Et que votre victoire en devienne publique.

Sachez donc....

PERSÉE.

Non, Madame: où j'ai tant d'intérêt,

Ce n'est pas devant moi qu'il faut faire l'arrêt.

L'excès de vos bontés pourroit en ma présence

Faire à vos sentiments un peu de violence:

Ce bras vainqueur du monstre, et qui vous rend le jour,

Pourroit en ma faveur séduire votre amour; 1105

La pitié de mes maux pourroit même surprendre

Ce cœur trop généreux pour s'en vouloir défendre;

Et le moyen qu'un cœur ou séduit ou surpris

Fût juste en ses faveurs, ou juste en ses mépris?

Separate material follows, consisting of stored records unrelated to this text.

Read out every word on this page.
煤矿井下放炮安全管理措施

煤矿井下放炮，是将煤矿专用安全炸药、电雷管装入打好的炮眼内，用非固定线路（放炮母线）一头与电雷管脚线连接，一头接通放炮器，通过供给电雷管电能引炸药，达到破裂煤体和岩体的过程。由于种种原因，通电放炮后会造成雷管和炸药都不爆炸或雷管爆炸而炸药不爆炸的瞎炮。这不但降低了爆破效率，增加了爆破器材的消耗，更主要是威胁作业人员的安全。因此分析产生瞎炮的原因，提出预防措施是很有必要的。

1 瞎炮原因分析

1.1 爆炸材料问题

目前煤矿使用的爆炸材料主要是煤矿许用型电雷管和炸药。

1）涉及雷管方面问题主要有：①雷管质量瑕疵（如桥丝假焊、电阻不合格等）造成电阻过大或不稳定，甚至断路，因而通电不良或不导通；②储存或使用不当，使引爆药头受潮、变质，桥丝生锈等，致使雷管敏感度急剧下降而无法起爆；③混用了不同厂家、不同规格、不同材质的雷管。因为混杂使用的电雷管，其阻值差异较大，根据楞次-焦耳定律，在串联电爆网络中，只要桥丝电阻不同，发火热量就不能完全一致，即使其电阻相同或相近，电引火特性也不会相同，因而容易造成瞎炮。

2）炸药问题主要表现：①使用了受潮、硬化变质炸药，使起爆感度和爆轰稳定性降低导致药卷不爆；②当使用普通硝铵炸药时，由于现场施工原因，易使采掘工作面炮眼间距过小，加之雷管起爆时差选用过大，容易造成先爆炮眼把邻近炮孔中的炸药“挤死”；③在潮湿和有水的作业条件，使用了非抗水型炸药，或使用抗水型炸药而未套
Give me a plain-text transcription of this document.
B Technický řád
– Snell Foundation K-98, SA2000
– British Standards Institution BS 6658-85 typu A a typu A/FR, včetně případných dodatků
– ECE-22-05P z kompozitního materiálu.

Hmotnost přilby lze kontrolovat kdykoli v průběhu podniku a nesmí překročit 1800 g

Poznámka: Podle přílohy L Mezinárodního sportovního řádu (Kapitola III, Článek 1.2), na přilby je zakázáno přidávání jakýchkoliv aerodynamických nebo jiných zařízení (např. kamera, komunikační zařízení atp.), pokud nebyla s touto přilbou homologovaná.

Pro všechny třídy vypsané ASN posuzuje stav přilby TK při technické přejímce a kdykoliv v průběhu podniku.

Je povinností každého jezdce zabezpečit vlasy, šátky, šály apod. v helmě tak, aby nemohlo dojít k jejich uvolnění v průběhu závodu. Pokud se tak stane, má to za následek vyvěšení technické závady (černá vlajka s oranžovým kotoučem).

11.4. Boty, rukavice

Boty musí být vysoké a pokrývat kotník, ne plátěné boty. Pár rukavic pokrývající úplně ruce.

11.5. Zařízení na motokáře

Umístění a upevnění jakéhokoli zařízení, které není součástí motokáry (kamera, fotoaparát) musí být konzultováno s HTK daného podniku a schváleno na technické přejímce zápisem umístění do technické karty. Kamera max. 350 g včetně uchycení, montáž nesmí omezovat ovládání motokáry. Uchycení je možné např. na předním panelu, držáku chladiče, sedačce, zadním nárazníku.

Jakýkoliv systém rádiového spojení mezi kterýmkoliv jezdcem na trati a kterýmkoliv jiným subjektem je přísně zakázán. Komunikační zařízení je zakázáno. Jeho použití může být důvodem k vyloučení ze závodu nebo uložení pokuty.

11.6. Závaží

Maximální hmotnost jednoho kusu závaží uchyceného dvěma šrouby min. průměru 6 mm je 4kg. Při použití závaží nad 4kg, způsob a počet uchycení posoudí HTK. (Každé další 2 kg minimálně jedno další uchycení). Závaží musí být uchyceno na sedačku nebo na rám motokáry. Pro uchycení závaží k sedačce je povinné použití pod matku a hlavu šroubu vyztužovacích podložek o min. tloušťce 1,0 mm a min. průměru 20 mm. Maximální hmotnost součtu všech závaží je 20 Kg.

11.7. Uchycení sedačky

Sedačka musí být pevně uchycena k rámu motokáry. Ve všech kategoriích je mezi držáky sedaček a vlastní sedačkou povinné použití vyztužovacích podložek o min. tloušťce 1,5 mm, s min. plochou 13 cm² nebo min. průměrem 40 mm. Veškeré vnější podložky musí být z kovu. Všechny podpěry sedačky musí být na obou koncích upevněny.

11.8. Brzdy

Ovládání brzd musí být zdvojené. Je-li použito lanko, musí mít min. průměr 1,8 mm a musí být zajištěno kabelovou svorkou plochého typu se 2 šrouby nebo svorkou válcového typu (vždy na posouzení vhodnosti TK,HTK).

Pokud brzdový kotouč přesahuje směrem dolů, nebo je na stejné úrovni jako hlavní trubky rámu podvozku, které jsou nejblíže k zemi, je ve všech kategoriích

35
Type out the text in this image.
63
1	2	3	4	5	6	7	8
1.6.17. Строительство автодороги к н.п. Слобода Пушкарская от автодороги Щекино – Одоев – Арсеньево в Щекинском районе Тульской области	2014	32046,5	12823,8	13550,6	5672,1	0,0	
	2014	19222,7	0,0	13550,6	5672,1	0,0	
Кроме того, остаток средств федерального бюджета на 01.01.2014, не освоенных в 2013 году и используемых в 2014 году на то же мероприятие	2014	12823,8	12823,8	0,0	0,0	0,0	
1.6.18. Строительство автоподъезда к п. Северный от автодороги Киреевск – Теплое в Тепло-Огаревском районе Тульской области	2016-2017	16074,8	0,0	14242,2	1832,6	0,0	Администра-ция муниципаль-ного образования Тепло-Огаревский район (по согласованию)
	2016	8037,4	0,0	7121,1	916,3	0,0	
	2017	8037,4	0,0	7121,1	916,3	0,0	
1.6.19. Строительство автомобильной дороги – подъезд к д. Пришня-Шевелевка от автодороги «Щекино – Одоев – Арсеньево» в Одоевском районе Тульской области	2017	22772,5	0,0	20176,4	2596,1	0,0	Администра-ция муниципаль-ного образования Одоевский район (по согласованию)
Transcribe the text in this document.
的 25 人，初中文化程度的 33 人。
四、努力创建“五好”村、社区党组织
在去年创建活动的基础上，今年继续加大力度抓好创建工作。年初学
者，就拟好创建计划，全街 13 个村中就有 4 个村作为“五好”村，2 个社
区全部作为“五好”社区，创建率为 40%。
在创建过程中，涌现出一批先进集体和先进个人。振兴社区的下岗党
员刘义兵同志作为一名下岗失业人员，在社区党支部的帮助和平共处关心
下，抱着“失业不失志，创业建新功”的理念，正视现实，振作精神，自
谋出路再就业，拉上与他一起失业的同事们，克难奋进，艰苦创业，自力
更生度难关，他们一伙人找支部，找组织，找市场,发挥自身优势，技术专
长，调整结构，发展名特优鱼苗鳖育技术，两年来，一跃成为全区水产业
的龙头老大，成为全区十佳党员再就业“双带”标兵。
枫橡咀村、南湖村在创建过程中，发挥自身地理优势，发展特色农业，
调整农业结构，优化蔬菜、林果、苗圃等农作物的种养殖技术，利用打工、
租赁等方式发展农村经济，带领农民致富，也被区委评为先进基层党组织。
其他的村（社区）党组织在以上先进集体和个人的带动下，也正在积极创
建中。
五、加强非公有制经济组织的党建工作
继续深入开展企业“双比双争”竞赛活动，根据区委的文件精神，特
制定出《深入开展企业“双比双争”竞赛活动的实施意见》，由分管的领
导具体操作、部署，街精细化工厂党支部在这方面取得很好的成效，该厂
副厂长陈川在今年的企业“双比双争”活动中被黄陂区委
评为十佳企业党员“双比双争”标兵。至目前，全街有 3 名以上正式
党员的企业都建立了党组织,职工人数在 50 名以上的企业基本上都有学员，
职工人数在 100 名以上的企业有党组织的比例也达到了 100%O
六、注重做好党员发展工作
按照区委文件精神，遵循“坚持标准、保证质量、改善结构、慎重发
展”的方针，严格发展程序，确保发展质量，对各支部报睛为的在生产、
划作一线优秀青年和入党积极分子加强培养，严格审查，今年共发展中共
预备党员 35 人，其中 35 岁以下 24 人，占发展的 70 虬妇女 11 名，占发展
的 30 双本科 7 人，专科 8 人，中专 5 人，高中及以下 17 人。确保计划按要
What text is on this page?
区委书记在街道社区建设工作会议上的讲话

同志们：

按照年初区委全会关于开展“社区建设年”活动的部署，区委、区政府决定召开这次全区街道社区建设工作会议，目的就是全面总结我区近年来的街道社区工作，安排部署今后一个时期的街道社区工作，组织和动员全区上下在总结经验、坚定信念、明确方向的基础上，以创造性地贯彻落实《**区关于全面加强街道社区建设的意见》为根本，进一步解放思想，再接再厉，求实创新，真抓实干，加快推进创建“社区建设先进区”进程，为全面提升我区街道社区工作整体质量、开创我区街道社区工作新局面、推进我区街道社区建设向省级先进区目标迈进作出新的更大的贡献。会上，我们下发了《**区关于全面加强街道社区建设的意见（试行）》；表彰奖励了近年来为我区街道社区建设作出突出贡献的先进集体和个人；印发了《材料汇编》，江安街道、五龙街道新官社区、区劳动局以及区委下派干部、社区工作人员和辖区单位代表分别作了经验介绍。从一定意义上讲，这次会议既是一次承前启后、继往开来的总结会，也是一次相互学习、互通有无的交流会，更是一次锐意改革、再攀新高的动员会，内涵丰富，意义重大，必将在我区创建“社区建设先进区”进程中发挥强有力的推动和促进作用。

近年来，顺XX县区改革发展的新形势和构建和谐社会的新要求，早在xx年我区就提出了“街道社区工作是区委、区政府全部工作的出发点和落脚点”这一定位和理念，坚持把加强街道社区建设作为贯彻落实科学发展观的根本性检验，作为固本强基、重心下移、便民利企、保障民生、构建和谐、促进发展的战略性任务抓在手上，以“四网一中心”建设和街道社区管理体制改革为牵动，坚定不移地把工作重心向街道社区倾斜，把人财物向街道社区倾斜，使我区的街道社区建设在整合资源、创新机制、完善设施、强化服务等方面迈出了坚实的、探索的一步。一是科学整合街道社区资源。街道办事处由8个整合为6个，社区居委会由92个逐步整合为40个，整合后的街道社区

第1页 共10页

De tout ce que j'ai fait ne voyez que ma flamme; 1110

De tout ce qu'on vous dit ne croyez que votre âme;

Ne me répondez point, et consultez-la bien;

Faites votre bonheur sans aucun soin du mien:

Je lui voudrois du mal s'il retranchoit du vôtre,

S'il vous pouvoit coûter un soupir pour quelque autre,

Et si quittant pour moi quelques destins meilleurs,

Votre devoir laissoit votre tendresse ailleurs.

Je vous le dis encor dans ma plus douce attente,

Je mourrai trop content si vous vivez contente,

Et si l'heur de ma vie ayant sauvé vos jours, 1120

La gloire de ma mort assure vos amours.

Adieu: je vais attendre ou triomphe ou supplice,

L'un comme effet de grâce, et l'autre de justice.

ANDROMÈDE.

A ces profonds respects qu'ici vous me rendez

Je ne réplique point; vous me le défendez; 1125

Mais quoique votre amour me condamne au silence,

Je vous dirai, Seigneur, malgré votre défense,

Qu'un héros tel que vous ne sauroit ignorer

Qu'ayant tout mérité, l'on doit tout espérer.